The big difference is Congress is controlled by Republicans generally supportive of the rollback. Activists have pointed to a handful of defectors who suggested the FCC could have held off on the vote, but it would take more than that, even to get the simple majority in both Houses, which is all it takes.
Sen. Ed Markey (D-Mass.), one of Congress' most ardent Title II supporters, is among those leading the CRA charge.
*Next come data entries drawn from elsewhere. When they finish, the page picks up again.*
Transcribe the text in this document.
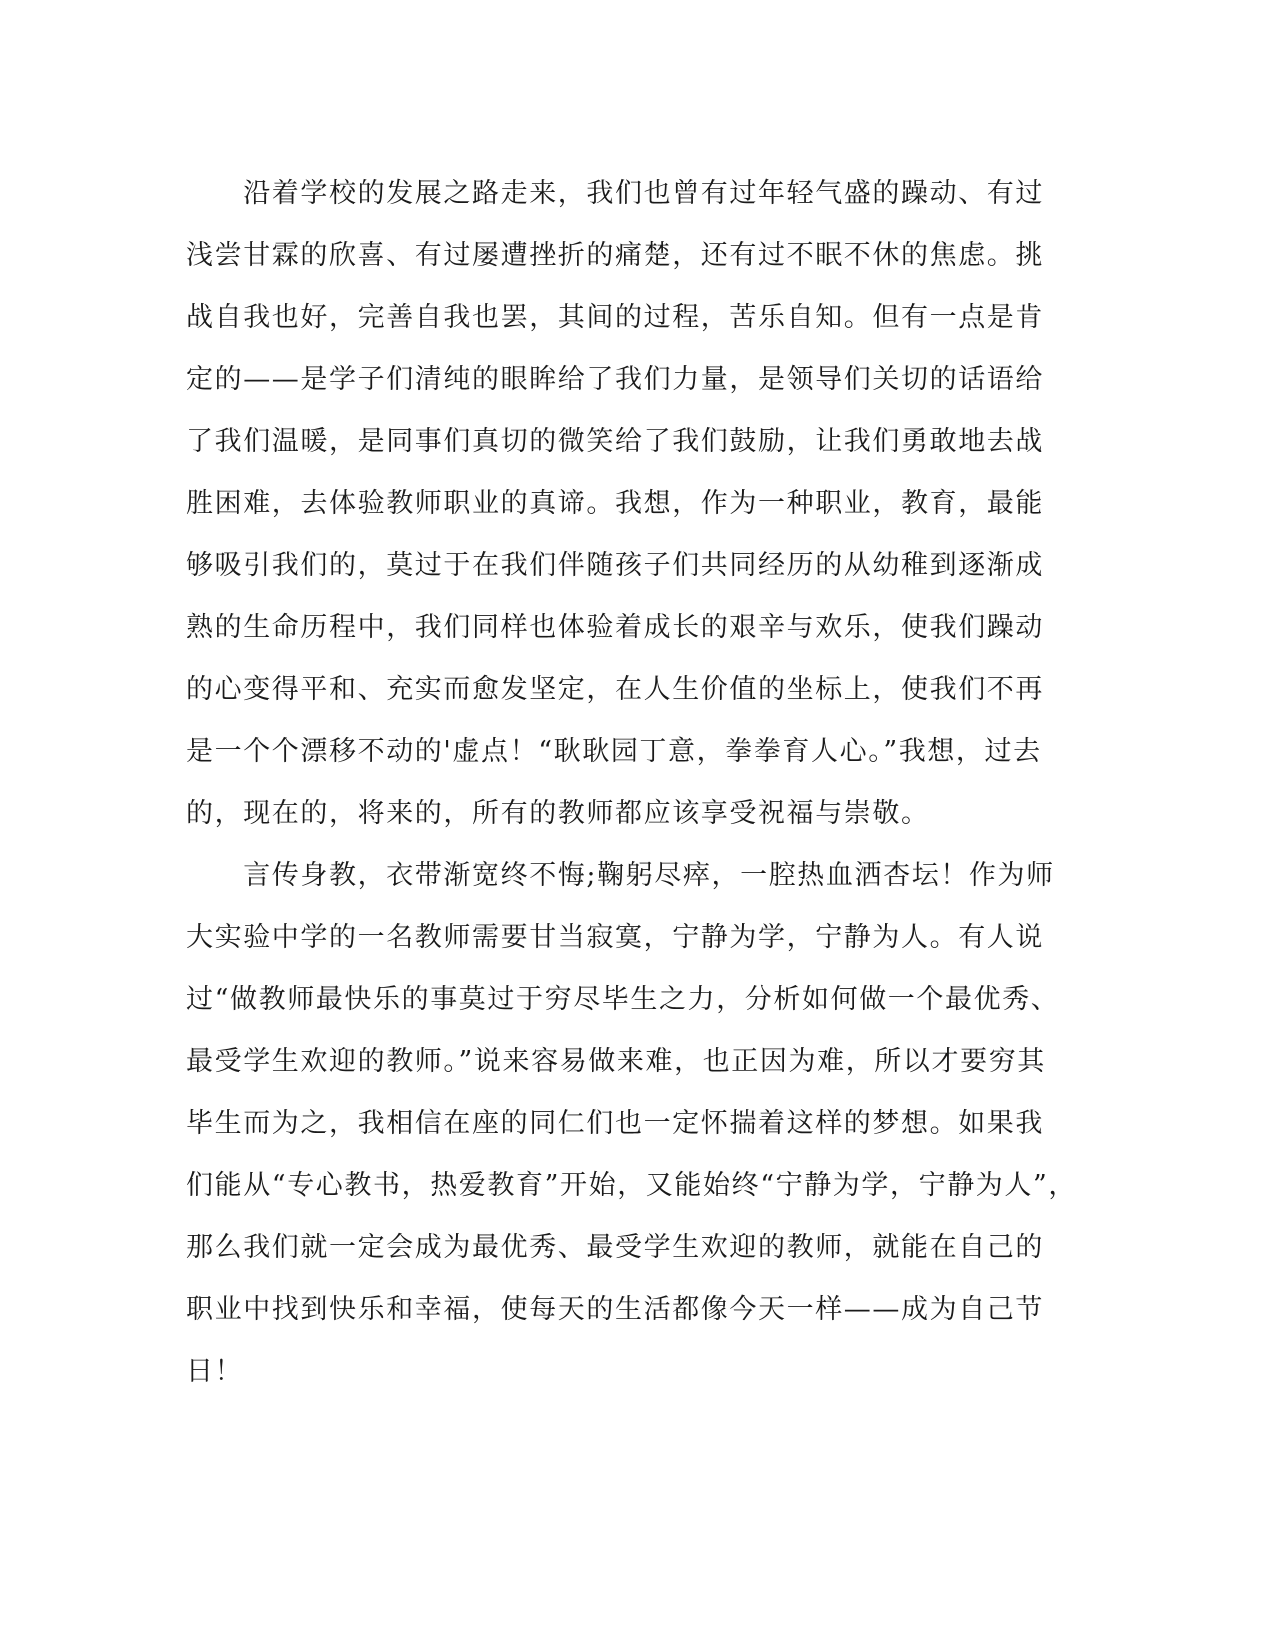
　　沿着学校的发展之路走来，我们也曾有过年轻气盛的躁动、有过
浅尝甘霖的欣喜、有过屡遭挫折的痛楚，还有过不眠不休的焦虑。挑
战自我也好，完善自我也罢，其间的过程，苦乐自知。但有一点是肯
定的——是学子们清纯的眼眸给了我们力量，是领导们关切的话语给
了我们温暖，是同事们真切的微笑给了我们鼓励，让我们勇敢地去战
胜困难，去体验教师职业的真谛。我想，作为一种职业，教育，最能
够吸引我们的，莫过于在我们伴随孩子们共同经历的从幼稚到逐渐成
熟的生命历程中，我们同样也体验着成长的艰辛与欢乐，使我们躁动
的心变得平和、充实而愈发坚定，在人生价值的坐标上，使我们不再
是一个个漂移不动的'虚点！“耿耿园丁意，拳拳育人心。”我想，过去
的，现在的，将来的，所有的教师都应该享受祝福与崇敬。
　　言传身教，衣带渐宽终不悔;鞠躬尽瘁，一腔热血洒杏坛！作为师
大实验中学的一名教师需要甘当寂寞，宁静为学，宁静为人。有人说
过“做教师最快乐的事莫过于穷尽毕生之力，分析如何做一个最优秀、
最受学生欢迎的教师。”说来容易做来难，也正因为难，所以才要穷其
毕生而为之，我相信在座的同仁们也一定怀揣着这样的梦想。如果我
们能从“专心教书，热爱教育”开始，又能始终“宁静为学，宁静为人”，
那么我们就一定会成为最优秀、最受学生欢迎的教师，就能在自己的
职业中找到快乐和幸福，使每天的生活都像今天一样——成为自己节
日！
Following the Dec. 14 vote he joined with more than a dozen other senators to back a CRA that would undo the Restoring Internet Freedom decision, pointing out that the order was upheld by a federal court.
That is true, but the court essentially confirmed the FCC had had the authority to change course and reclassify under Title II.
Presumably by the same logic, it could change course again, as it has, so long as the decision was legally defensible and not arbitrary and capricious.
But Markey does not see the decision as defensible.
“With this CRA, Congress can correct the Commission’s misguided and partisan decision and keep the internet in the hands of the people, not big corporations," he said. "Our Republicans colleagues have a choice - be on the right side of history and stand with the American people who support net neutrality, or hold hands with the big cable and broadband companies who only want to supercharge their profits at the expense of consumers and our economy.”
Backing the CRA move are Demand Progress, Fight for the Future, and Free Press Action Fund, which have launched an internet campaign to pressure Congress into passing the CRA.